The Guilt Trip is just an excuse to buckle Seth Rogen and Barbra Streisand into a movie premise together, and the chemistry between them is the main engine firing under the hood of this star vehicle.

Rogen plays Andy, an inventor on a cross-country trek to hawk his organic cleaning product, who asks his henpecking mom (Streisand) to tag along. Streisand’s credible as the stereotypical Jewish mother, and Rogen straddles a line between his more robust comic riffing and his convincing serious turn in Take This Waltz.

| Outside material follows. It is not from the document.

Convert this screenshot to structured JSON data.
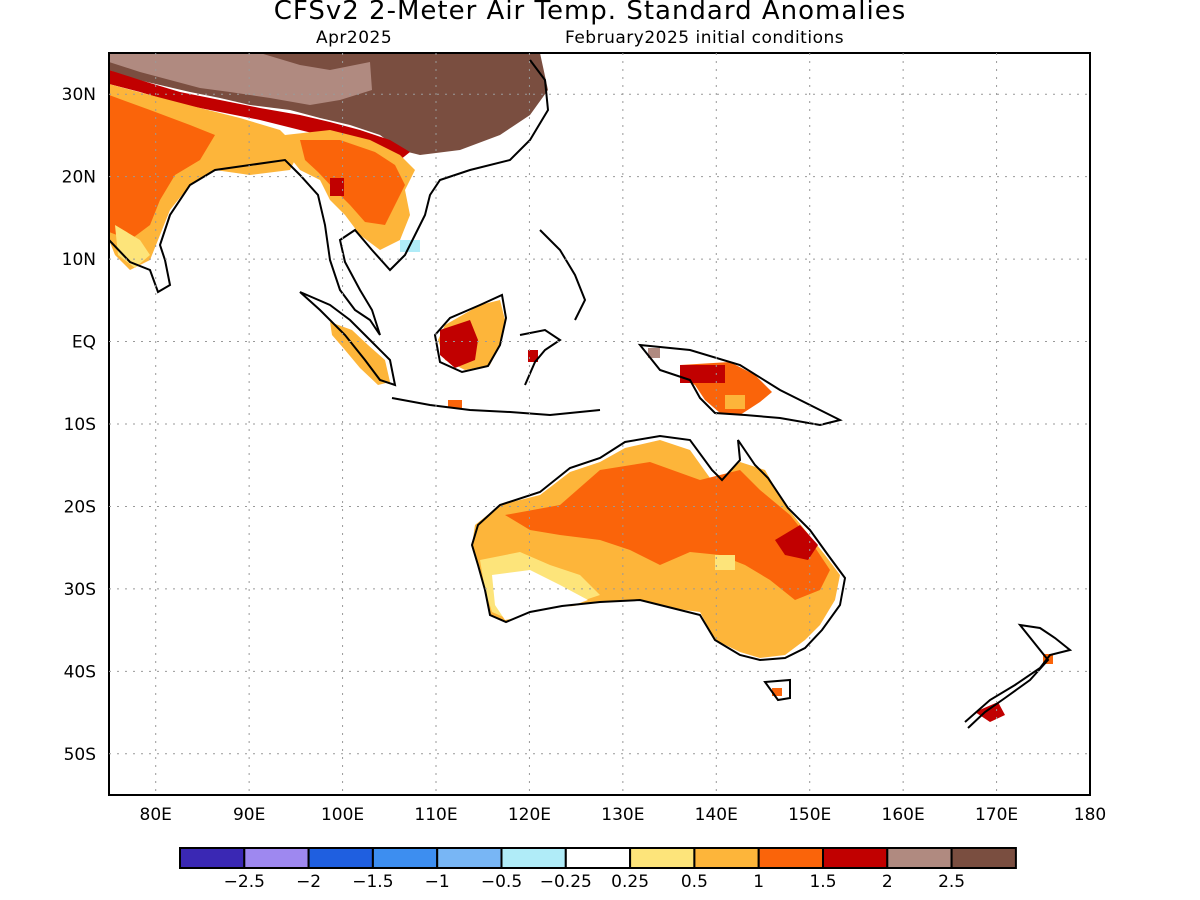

But there’s not enough movie here. The major comic set piece – which pits Streisand against a Texas-sized steak – is lifted directly from The Great Outdoors (or a dog-eared volume of How To Write A Comedy Movie). A longer-running gag that plays the film’s Oedipal tension against scenes of the two listening to the book-on-tape of Jeffrey Eugenides’s incest epic Middlesex is much better, even if it flies under the radar.

Clumsily directed by Anne Fletcher, most of the jokes fall flat, the comic bickering receding into shapelessness. By the time Rogen and Streisand arrive at their destination to sputter through their requisite emotional cues, The Guilt Trip’s too road-weary to sell them.